The implications of an AGOA eligibility review can be significant for both the partner countries and U.S. importers. Generally, these reviews assess whether countries meet the statutory eligibility requirements outlined in AGOA, which include criteria related to market-based economies, rule of law, human rights, and efforts to combat corruption. Countries found to be out of compliance may face a loss of AGOA benefits. However, the specific countries currently under review or the particular aspects of their eligibility being scrutinized were not detailed in the USTR spokesperson's statement as provided. Importers should understand that any changes to a country's AGOA eligibility status could directly impact their sourcing strategies and cost structures.

Regarding specific rates and dates, the provided information does not specify any new tariff rates or future deadlines beyond the date of the statement, December 20, 2024. The core benefit of AGOA is the provision of duty-free treatment for eligible products from eligible countries. Should a country's eligibility be altered or revoked following a review, imports from that country would typically revert to Most Favored Nation (MFN) tariff rates, or other applicable trade preference program rates, if any. Importers are advised that any such changes would be communicated through official USTR channels and typically involve a period of notice before taking effect.

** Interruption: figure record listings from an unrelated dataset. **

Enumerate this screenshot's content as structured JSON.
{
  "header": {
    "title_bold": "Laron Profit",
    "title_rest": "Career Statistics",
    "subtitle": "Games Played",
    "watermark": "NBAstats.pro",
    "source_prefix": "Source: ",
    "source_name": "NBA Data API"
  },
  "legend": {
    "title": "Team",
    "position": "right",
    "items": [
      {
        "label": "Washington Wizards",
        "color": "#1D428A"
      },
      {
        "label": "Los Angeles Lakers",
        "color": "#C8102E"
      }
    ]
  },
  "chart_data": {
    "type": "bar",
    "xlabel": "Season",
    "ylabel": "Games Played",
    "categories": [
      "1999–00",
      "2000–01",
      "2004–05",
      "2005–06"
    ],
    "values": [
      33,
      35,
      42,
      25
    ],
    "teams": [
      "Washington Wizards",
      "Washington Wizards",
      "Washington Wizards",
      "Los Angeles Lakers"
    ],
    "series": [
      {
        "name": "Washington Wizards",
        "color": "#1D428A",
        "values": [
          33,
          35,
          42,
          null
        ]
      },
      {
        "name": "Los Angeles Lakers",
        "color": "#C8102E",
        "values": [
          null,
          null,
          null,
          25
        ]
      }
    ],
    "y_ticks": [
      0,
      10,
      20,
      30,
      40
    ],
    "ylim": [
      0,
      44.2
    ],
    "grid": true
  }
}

For importers, customs brokers, and trade compliance officers, the key takeaway is to remain vigilant and proactive. While the details of this specific eligibility review are not yet public from the provided source, it signals ongoing scrutiny of AGOA beneficiaries. Companies sourcing goods from sub-Saharan African countries, or those planning to do so, should closely monitor official announcements from the USTR for any subsequent press releases, Federal Register notices, or public statements that might provide further information on the outcome of this review or any changes to country eligibility. Maintaining a clear understanding of the AGOA status of your supply chain countries is critical for accurate customs declarations and effective trade planning.